Kasturi Bai, a master weaver from Varanasi, is widely known as the Queen of Textile in India. She rose to prominence in the mid-20th century for her exceptional handloom techniques, preservation of traditional silk weaving, and founding of a cooperative that saved countless weavers from economic collapse. Her work became the foundation of India’s modern handloom identity.

What makes Kasturi Bai’s weaving unique?

Kasturi Bai’s weaving is unique because she pioneered the direct weaving of zari (metallic thread) into silk, rather than stitching it on afterward. This created a more durable, lustrous fabric with deeper color saturation. She also revived forgotten motifs like the Jalali and Rajwadi borders, and insisted on using only natural dyes and hand-spun silk. Her method, now called the Kasturi weave, is still taught in handloom schools across Uttar Pradesh and Tamil Nadu.

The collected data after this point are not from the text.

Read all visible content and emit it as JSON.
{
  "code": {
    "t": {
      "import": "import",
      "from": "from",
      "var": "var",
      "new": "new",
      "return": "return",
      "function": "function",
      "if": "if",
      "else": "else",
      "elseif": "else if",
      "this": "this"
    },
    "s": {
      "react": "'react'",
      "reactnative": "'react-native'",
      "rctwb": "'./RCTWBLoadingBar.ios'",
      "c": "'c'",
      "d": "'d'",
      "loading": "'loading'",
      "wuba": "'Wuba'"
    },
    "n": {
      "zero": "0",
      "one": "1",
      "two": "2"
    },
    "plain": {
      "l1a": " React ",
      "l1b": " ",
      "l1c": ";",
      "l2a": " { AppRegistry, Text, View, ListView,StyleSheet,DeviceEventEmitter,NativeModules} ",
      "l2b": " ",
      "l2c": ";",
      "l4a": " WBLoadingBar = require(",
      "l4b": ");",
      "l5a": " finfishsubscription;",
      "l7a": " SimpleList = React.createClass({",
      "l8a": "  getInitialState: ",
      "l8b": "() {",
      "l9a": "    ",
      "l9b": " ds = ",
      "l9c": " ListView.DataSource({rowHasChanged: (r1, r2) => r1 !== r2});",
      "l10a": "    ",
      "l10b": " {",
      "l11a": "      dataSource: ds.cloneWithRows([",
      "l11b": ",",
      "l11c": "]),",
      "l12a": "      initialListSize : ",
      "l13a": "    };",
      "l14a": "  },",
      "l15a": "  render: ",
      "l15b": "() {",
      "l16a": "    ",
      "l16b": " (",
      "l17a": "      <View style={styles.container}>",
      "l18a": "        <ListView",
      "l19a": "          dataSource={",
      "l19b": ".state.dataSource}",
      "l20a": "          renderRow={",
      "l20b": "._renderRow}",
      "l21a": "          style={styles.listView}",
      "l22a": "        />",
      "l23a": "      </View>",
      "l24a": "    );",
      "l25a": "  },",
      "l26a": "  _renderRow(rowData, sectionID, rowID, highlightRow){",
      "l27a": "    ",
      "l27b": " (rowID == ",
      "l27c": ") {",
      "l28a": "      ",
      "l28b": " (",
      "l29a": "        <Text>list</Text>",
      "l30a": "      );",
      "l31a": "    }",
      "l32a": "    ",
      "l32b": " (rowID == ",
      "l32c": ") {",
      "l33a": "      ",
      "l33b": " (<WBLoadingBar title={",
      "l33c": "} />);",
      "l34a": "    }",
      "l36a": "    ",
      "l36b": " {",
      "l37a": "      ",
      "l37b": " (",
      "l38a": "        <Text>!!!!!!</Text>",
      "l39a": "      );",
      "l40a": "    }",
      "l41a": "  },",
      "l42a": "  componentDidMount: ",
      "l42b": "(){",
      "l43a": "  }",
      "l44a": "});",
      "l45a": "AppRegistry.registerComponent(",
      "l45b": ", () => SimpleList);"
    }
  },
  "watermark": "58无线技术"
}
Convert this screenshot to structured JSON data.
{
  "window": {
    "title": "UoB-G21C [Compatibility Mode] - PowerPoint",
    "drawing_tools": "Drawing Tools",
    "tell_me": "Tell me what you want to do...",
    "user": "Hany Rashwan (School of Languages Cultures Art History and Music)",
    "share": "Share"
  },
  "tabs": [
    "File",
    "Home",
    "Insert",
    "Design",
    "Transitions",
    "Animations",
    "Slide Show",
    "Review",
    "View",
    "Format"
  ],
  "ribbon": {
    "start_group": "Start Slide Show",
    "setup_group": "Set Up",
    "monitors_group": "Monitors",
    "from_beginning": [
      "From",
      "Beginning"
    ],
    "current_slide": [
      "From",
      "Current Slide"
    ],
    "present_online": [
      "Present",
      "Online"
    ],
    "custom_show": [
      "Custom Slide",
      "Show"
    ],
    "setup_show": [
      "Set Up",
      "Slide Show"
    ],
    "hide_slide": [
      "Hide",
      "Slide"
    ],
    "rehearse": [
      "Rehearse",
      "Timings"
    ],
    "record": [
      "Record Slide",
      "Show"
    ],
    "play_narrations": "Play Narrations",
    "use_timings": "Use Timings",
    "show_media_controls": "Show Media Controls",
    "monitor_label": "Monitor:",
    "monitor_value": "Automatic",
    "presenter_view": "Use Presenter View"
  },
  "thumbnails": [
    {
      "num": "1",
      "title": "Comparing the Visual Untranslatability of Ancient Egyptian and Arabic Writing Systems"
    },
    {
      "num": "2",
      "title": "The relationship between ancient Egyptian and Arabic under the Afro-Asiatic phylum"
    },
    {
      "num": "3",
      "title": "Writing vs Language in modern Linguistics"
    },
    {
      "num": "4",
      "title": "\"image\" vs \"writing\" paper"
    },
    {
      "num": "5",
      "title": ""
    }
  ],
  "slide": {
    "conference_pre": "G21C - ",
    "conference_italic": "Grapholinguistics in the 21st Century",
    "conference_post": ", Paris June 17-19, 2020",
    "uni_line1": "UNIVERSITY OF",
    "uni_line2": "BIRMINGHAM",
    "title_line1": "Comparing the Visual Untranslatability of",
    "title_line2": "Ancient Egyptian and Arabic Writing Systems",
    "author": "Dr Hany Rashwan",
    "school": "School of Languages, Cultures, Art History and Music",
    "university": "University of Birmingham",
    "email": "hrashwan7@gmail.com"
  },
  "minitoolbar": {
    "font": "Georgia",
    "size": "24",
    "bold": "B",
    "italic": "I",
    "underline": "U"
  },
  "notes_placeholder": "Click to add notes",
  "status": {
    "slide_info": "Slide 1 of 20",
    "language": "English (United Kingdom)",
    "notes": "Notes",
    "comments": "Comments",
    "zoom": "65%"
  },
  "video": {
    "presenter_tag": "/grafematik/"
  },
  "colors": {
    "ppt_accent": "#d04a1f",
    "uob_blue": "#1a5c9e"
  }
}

Did Kasturi Bai receive any official recognition?

Yes. In 1963, she was awarded the Padma Shri by the Government of India for her contributions to handicrafts. Her saris were gifted to foreign dignitaries by Indian presidents. In 2023, three of her handwoven pieces were added to the permanent collection of the Victoria and Albert Museum in London, marking the first time handloom textiles from a female Indian weaver were honored in this way.

Is there a place where I can see Kasturi Bai’s work today?

Yes. The Kasturi Handloom Trust in Varanasi displays original pieces from her collection, and their showroom sells replicas made using her exact methods. The National Handloom Museum in Bhubaneswar also has a dedicated gallery on her life and work. Additionally, the Sabyasachi Heritage Collection in Kolkata holds three of her original saris on rotating display.

Why is she called queen and not just a weaver?

She was called queen not because of royalty, but because she ruled the craft. While others followed trends, she set them. While others sold fabric, she preserved culture. She turned weaving from a dying trade into a respected art form, inspired national policy, and gave dignity to thousands of weavers. In a society that rarely honored women in manual labor, she became a symbol of excellence-and the title was given to her by the people who wore her work.

If you’ve ever held a Banarasi silk sari and marveled at its weight, sheen, and detail-you’ve felt the hand of Kasturi Bai. She didn’t just weave thread. She wove identity.